Stevens es el perfecto
mayordomo. Tanto es así que el polvo, cuando se va a posar en cualquier
estantería, sabe exactamente cuál es el lugar que debe ocupar. Así, el ejército
de criados y sirvientes que dirige lo limpiarán de forma impecable. Es la misma
eficiencia vestida de levita. Más allá de sus obligaciones, Stevens no guarda
ninguna inquietud. Sólo desea servir de la mejor manera posible. La vida
privada llega a ser un aditamento algo molesto en su orden británico. Allí, en
una mansión de prados como alfombras y alfombras como prados, es donde
desempeña su trabajo. Siempre puntual, siempre con la palabra justa en la
garganta y el ademán presto y elegante para que todo esté en su sitio. Sí, ya
no quedan mayordomos como Stevens. Ni siquiera se molesta en crear una opinión
en su pensamiento más allá de sus propias obligaciones. No es de su
incumbencia. No tiene por qué opinar de las opiniones políticas más que
discutibles de su señor. Él solo opina de la organización del trabajo, de la
contratación del nuevo personal, de la seguridad de que el día siguiente va a
ser muy parecido al anterior.
La señorita Kenton es
el elemento con el que Stevens no cuenta. Quizá porque en esa eficiencia algo
adusta que ella demuestra, late el corazón de una mujer que desea probar la
pasión. Y Stevens no posee esa cualidad. Ella es ama de llaves y sabe
perfectamente cómo dirigir a todas las doncellas y aprendices de la casa. No
obstante, ella tiene algo de lo que Stevens carece y es el resto del día, lo que
permanece de él, esos instantes en los que uno mira hacia adentro y se plantea
cosas impensables durante sus horas de labor. Cosas como el amor, la compañía,
la afinidad, el mundo exterior, la piedad, la pasión. Algo de todo eso queda
impreso en Stevens, de una forma mágica y misteriosa. Él lo sabe, pero no
quiere darse cuenta porque es un terreno en el que se siente vacilante e
inseguro. Sólo años después, cuando el señor es distinto, cuando el personal se
ha reducido y los años de esplendor de la mansión han pasado, intenta recuperar
el tiempo perdido. Y quizá ya sea demasiado tarde porque la vida, en cuanto
entra, no deja de ser una amante a tiempo completo.
James Ivory dirigió la
que, posiblemente, sea su mejor película contando con unos intérpretes maravillosos,
cómplices, entregados, enormes. Anthony Hopkins y Emma Thompson ponen toda su
sabiduría al servicio de quien sepa apreciarlo como unos auténticos servidores
del arte que se ocupan de que nada falte en nuestra estancia con ellos. Tanto
es así que, quizá, sepan dar a todos una lección de cómo se puede dar un beso
sin hacer que los labios lleguen a juntarse. Eso sólo lo pueden hacer los
mejores.
2 comentarios:
No sólo es la mejor película de James Ivory, es una estupenda adaptación de la novela de Ishiguro. Hace unos meses tuvimos una tertulia literaria en mi club de lectura a propósito de la novela, y el día anterior tuvimos el honor de ver la película. No era cuestión de comparar, pero muchos, por ejemplo, quedaron decepcionados con el final en el que Ivory opta por la conversación entre Stevens y Mrs Kenton en el paseo al tiempo que se va encendiendo la luz de las farolas. En la novela Ishiguro prefiere que los interlocutores sean Stevens y un viandante anónimo. Ambos finales son válidos, el de Ishiguro porque dice mucho del carácter del mayordomo, el de Ivory, cinematográficamente es más efectivo.

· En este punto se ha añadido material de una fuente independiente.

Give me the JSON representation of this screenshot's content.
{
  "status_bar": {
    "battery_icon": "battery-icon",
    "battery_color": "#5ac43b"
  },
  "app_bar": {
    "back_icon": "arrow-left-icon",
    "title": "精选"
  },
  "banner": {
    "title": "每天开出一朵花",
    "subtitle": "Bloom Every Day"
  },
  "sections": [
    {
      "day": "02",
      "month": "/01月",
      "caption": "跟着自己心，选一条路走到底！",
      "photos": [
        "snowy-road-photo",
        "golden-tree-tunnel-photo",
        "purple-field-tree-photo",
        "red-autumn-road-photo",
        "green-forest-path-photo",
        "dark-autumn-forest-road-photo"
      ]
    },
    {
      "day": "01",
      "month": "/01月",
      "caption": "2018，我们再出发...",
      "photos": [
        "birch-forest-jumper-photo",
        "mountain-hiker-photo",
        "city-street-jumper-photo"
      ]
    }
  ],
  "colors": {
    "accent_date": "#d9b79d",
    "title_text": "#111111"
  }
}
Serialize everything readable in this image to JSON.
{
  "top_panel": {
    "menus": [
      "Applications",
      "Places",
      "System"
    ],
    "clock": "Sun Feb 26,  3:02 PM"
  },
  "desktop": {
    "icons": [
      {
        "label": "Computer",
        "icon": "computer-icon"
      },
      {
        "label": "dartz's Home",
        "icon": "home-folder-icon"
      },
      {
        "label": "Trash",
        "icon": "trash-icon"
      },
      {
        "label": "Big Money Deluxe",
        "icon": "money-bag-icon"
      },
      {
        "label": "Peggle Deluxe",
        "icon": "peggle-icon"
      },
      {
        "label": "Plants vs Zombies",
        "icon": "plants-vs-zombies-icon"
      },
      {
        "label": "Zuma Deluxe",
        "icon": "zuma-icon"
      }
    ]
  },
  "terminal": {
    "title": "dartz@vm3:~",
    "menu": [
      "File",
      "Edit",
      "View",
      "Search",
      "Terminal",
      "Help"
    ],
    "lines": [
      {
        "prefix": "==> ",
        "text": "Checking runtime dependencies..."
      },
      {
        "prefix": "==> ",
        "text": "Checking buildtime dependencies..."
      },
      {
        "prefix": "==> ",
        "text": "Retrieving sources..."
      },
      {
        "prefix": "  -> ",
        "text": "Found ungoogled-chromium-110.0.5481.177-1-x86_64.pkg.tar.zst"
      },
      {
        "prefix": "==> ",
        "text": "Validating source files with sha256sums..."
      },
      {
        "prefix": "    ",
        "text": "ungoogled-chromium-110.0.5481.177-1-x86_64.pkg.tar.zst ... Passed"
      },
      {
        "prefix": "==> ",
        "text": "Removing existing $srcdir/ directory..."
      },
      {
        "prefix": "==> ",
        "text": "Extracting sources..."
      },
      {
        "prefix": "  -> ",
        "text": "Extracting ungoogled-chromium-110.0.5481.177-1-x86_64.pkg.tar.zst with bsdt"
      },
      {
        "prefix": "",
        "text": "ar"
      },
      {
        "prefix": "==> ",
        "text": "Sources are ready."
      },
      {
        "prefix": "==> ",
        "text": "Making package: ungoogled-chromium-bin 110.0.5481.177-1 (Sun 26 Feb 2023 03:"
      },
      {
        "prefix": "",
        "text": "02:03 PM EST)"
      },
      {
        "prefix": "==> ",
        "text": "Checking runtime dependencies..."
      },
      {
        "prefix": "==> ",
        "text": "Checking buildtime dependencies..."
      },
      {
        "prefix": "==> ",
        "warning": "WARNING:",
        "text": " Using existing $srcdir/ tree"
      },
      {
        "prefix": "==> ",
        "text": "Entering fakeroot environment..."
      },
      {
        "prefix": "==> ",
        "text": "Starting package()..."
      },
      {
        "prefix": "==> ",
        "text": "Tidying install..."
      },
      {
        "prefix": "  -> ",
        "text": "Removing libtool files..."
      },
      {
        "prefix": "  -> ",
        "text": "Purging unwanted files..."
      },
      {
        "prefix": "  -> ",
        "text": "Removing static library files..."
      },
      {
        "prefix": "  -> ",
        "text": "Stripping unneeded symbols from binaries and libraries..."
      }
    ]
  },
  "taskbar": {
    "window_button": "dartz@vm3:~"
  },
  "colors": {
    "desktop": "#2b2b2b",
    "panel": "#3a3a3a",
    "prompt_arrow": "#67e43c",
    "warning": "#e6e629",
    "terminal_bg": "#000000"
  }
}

En cualquier caso, una gran película y dos soberbias interpretaciones.
Abrazos con levita
Es una película maravillosa. No sólo por el trabajo enorme que realizan tanto Hopkins como Thompson, sino también por el material de partida de Ishiguro y la adaptación primorosa que hace Ruth Prawer Jhabvala, la guionista habitual de Ivory. Esa escena final que dices es que tiene un significado muy importante dentro de la trayectoria vital de Stevens y a mí me parece perfectamente lícito que la conversación se realice entre Thompson y Hopkins. De hecho, Ishiguro dio el visto bueno a la adaptación y llegó a decir que "dejé de estar en el ambiente de la novela y me instalé en el ambiente de la película". Otra diferencia es que el señor que compra la casa después del desahucio de Lord Darlington es un millonario americano que no guarda relación alguna con el Senador Lewis que interpreta Christopher Reeve. Y, sobre todo y ante todo, es una historia que te captura porque tiene la enorme virtud de que en ningún momento es evidente nada de lo que te cuenta, todo bulle por debajo de la historia que, aparentemente, es la importante cuando no lo es.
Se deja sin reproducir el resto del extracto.